- Promotional poster
- Written by: Don Rhymer
- Directed by: Greg Beeman
- Starring: Adam Wylie Mario Yedidia Clara Bryant Ken Campbell Corinne Bohrer Penny Peyser Ed Lauter Bill Fagerbakke
- Music by: David Michael Frank
- Country of origin: United States
- Original language: English

Production
- Producer: Don Rhymer
- Cinematography: Mark W. Gray
- Editor: Norman Hollyn
- Running time: 95 minutes
- Production companies: Mummy Entertainment Hallmark Entertainment

Original release
- Network: Disney Channel
- Release: October 25, 1997

= Under Wraps (1997 film) =

1997 American television comedy film

Under Wraps is a 1997 American television comedy film directed by Greg Beeman and starring Bill Fagerbakke (in a dual role), Adam Wylie, Mario Yedidia, and Clara Bryant, and the first Disney Channel Original Movie (DCOM) by Disney Channel. This television film was shot in Chico, California. It was included by the network in its 100 DCOMs celebration from May–June 2016.

==Plot==
Marshall is a pre-teen who loves horror films and lives with his single mother. He struggles with the absence of his father and his mother's boyfriend, Ted. Despite not sharing his interest in horror, he has two best friends named Amy and Gilbert. Hearing rumors of a body kept in the basement of the recently deceased Mr. Kubat's house, the trio sneaks into the house to investigate the rumor. They discover that Kubat was storing an Egyptian mummy, seemingly illegally. When moonlight strikes an ancient amulet, the mummy is resurrected. He scares the kids, but they soon discover he's harmless, albeit clumsy.
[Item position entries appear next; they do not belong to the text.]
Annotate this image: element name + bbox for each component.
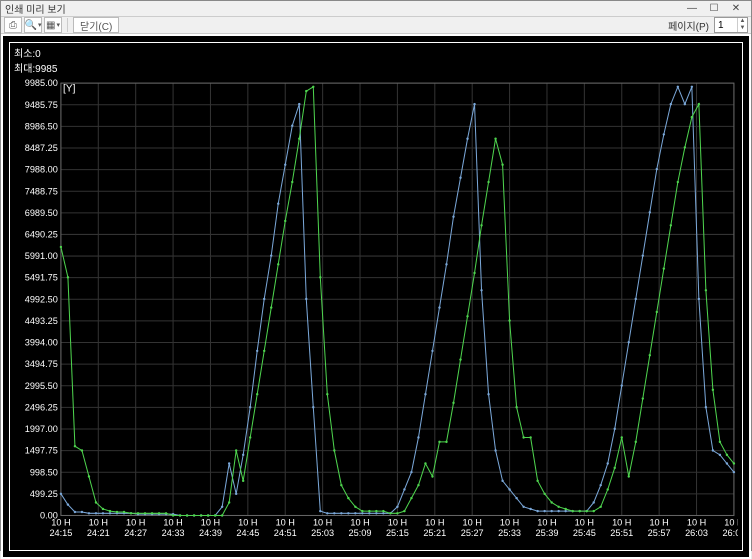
svg-text:9985.00: 9985.00 <box>25 78 58 88</box>
svg-text:[Y]: [Y] <box>63 83 76 94</box>
titlebar: 인쇄 미리 보기 — ☐ ✕ <box>1 1 751 17</box>
maximize-button[interactable]: ☐ <box>703 2 725 16</box>
svg-text:26:03: 26:03 <box>685 528 708 538</box>
print-preview-window: 인쇄 미리 보기 — ☐ ✕ ⎙ 🔍▾ ▦▾ 닫기(C) 페이지(P) 1 ▲ … <box>0 0 752 551</box>
svg-text:499.25: 499.25 <box>30 489 58 499</box>
page-label: 페이지(P) <box>668 18 709 33</box>
svg-text:3994.00: 3994.00 <box>25 338 58 348</box>
svg-text:6490.25: 6490.25 <box>25 230 58 240</box>
svg-text:2995.50: 2995.50 <box>25 381 58 391</box>
svg-text:25:15: 25:15 <box>386 528 409 538</box>
svg-text:10 H: 10 H <box>724 518 738 528</box>
svg-text:10 H: 10 H <box>89 518 108 528</box>
page-value: 1 <box>718 20 724 31</box>
svg-text:10 H: 10 H <box>276 518 295 528</box>
svg-text:10 H: 10 H <box>238 518 257 528</box>
svg-text:25:57: 25:57 <box>648 528 671 538</box>
svg-text:26:09: 26:09 <box>722 528 738 538</box>
svg-text:24:27: 24:27 <box>124 528 147 538</box>
svg-text:998.50: 998.50 <box>30 467 58 477</box>
svg-text:10 H: 10 H <box>687 518 706 528</box>
svg-text:8487.25: 8487.25 <box>25 143 58 153</box>
svg-text:10 H: 10 H <box>425 518 444 528</box>
spin-up-button[interactable]: ▲ <box>737 18 747 25</box>
zoom-button[interactable]: 🔍▾ <box>24 17 42 33</box>
toolbar-separator <box>67 18 68 32</box>
svg-text:5491.75: 5491.75 <box>25 273 58 283</box>
window-close-button[interactable]: ✕ <box>725 2 747 16</box>
svg-text:5991.00: 5991.00 <box>25 251 58 261</box>
svg-text:10 H: 10 H <box>201 518 220 528</box>
chart-min-label: 최소:0 <box>14 45 738 60</box>
chevron-down-icon: ▾ <box>38 21 42 29</box>
svg-text:25:33: 25:33 <box>498 528 521 538</box>
svg-text:25:51: 25:51 <box>610 528 633 538</box>
page-spinner[interactable]: 1 ▲ ▼ <box>714 17 748 33</box>
close-button[interactable]: 닫기(C) <box>73 17 119 33</box>
zoom-icon: 🔍 <box>25 20 37 31</box>
svg-text:10 H: 10 H <box>313 518 332 528</box>
svg-text:25:09: 25:09 <box>349 528 372 538</box>
toolbar: ⎙ 🔍▾ ▦▾ 닫기(C) 페이지(P) 1 ▲ ▼ <box>1 17 751 34</box>
print-icon: ⎙ <box>9 20 17 31</box>
svg-text:24:45: 24:45 <box>236 528 259 538</box>
chart-max-label: 최대:9985 <box>14 60 738 75</box>
svg-text:9485.75: 9485.75 <box>25 100 58 110</box>
svg-text:10 H: 10 H <box>649 518 668 528</box>
svg-text:24:33: 24:33 <box>162 528 185 538</box>
window-title: 인쇄 미리 보기 <box>5 1 66 16</box>
svg-text:10 H: 10 H <box>163 518 182 528</box>
layout-icon: ▦ <box>46 20 55 31</box>
svg-text:25:39: 25:39 <box>536 528 559 538</box>
svg-text:10 H: 10 H <box>126 518 145 528</box>
svg-text:25:45: 25:45 <box>573 528 596 538</box>
svg-text:10 H: 10 H <box>575 518 594 528</box>
layout-button[interactable]: ▦▾ <box>44 17 62 33</box>
spin-down-button[interactable]: ▼ <box>737 25 747 32</box>
svg-text:2496.25: 2496.25 <box>25 402 58 412</box>
chart-header: 최소:0 최대:9985 <box>10 43 742 77</box>
chart-canvas: [Y]0.00499.25998.501497.751997.002496.25… <box>14 77 738 546</box>
svg-text:6989.50: 6989.50 <box>25 208 58 218</box>
chevron-down-icon: ▾ <box>56 21 60 29</box>
svg-text:3494.75: 3494.75 <box>25 359 58 369</box>
svg-text:1997.00: 1997.00 <box>25 424 58 434</box>
svg-text:10 H: 10 H <box>500 518 519 528</box>
print-button[interactable]: ⎙ <box>4 17 22 33</box>
svg-text:24:51: 24:51 <box>274 528 297 538</box>
svg-text:25:21: 25:21 <box>423 528 446 538</box>
svg-text:10 H: 10 H <box>612 518 631 528</box>
svg-text:7988.00: 7988.00 <box>25 165 58 175</box>
svg-text:24:21: 24:21 <box>87 528 110 538</box>
svg-text:10 H: 10 H <box>537 518 556 528</box>
svg-text:10 H: 10 H <box>350 518 369 528</box>
minimize-button[interactable]: — <box>681 2 703 16</box>
svg-text:25:03: 25:03 <box>311 528 334 538</box>
svg-text:10 H: 10 H <box>388 518 407 528</box>
chart-inner: 최소:0 최대:9985 [Y]0.00499.25998.501497.751… <box>9 42 743 551</box>
svg-text:24:39: 24:39 <box>199 528 222 538</box>
svg-text:4493.25: 4493.25 <box>25 316 58 326</box>
svg-text:25:27: 25:27 <box>461 528 484 538</box>
svg-text:7488.75: 7488.75 <box>25 186 58 196</box>
chart-outer: 최소:0 최대:9985 [Y]0.00499.25998.501497.751… <box>3 36 749 557</box>
svg-text:8986.50: 8986.50 <box>25 121 58 131</box>
chart-page: 최소:0 최대:9985 [Y]0.00499.25998.501497.751… <box>1 34 751 559</box>
svg-text:10 H: 10 H <box>51 518 70 528</box>
svg-text:4992.50: 4992.50 <box>25 294 58 304</box>
chart-svg: [Y]0.00499.25998.501497.751997.002496.25… <box>14 77 738 546</box>
svg-text:1497.75: 1497.75 <box>25 446 58 456</box>
svg-text:10 H: 10 H <box>463 518 482 528</box>
svg-text:24:15: 24:15 <box>49 528 72 538</box>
They decide to name the mummy Harold and realize they need to hide him for his own safety. They visit their adult friend, Bruce, who owns a horror shop and has an encyclopedic knowledge of the occult, mythology, and the supernatural. He tells them that if the mummy isn't returned to his sarcophagus before midnight on Halloween, he'll perish.

Unfortunately, Harold's sarcophagus remains in Mr. Kubat's house, who himself turns out to have faked his own death as a method of tax evasion. Additionally, Kubat is involved in various schemes, including trafficking black market artifacts, like Harold and his sarcophagus. Discovering that the sarcophagus is empty, Kubat dispatches his men to hunt the mummy down quickly due to having a buyer interested in the artifacts.

Despite having an easier time blending in at a Halloween party, Harold is discovered and apprehended by Kubat's men. The kids enlist Bruce's help to rescue Harold. The group defeats Kubat and his men and reunites Harold with the female mummy he loves. The two mummies return to their sarcophagi and re-enter their eternal rest.

After the adventure with his friends, Marshall decides the mature thing to do would be to accept his mom's boyfriend and scale back his horror fandom. He then goes to the movies with Gilbert and Amy, signaling that he has feelings for Amy.

==Cast==
- Mario Yedidia as Marshall
- Adam Wylie as Gilbert Anderson
- Clara Bryant as Amy
- Bill Fagerbakke as Harold, a mummy.
  - Fagerbakke also portrays Ted, Marshall's mom's boyfriend
- Ken Campbell as Bruce
- Ed Lauter as Mr. Kubat, the main antagonist of the film.
- Corinne Bohrer as Marshall's Mom
- Tom Virtue as Movie Dad
- Laura Leary as Movie Mom
- Penny Peyser as Amy's Mom
- Telly Blackwood as Window Shopper
- Trenton Gaucher as Movie Ben
- Brooke Garrett as Movie Molly
- Joshua Dennis as Leonard
- Ryan Schofield as Todd
- Nakia Burrise as Paige
- Velina Brown as Mother in Park
- Robert Bailey Jr. as Boy in Park
- Wilma Bonet as Desk Nurse
- Atim Udoffia as E.R. Nurse
- Greg Watanabe as Doctor
- Linda Gehringer as Connie
- Kenneth Fisher as Principal Phil Hammer
- Anni Long as Jane
- Louis Landman as Kubat's Goon
- Sean McFarland as Goon at Window
- Lance Brady as Art Dealer
- Rueben Grundy as Cop
- Cristina Patterson as Female Mummy
- Joel McDonell as Doctor (uncredited)
- Rusty Nelson as Doctor (uncredited)

==Home media==
The film was unavailable on home video until 2005, when Echo Bridge Entertainment released it on DVD. It is not currently available anywhere.

==2021 Remake and sequel==

On November 13, 2020, it was announced that a remake of the film would premiere in October 2021 with Christian J. Simon, Malachi Barton, Sophia Hammons, and Phil Wright starring and Alex Zamm directing and co-writing the remake with William Robertson. A sequel was announced on February 7, 2022. The sequel, titled Under Wraps 2, was released on September 25, 2022.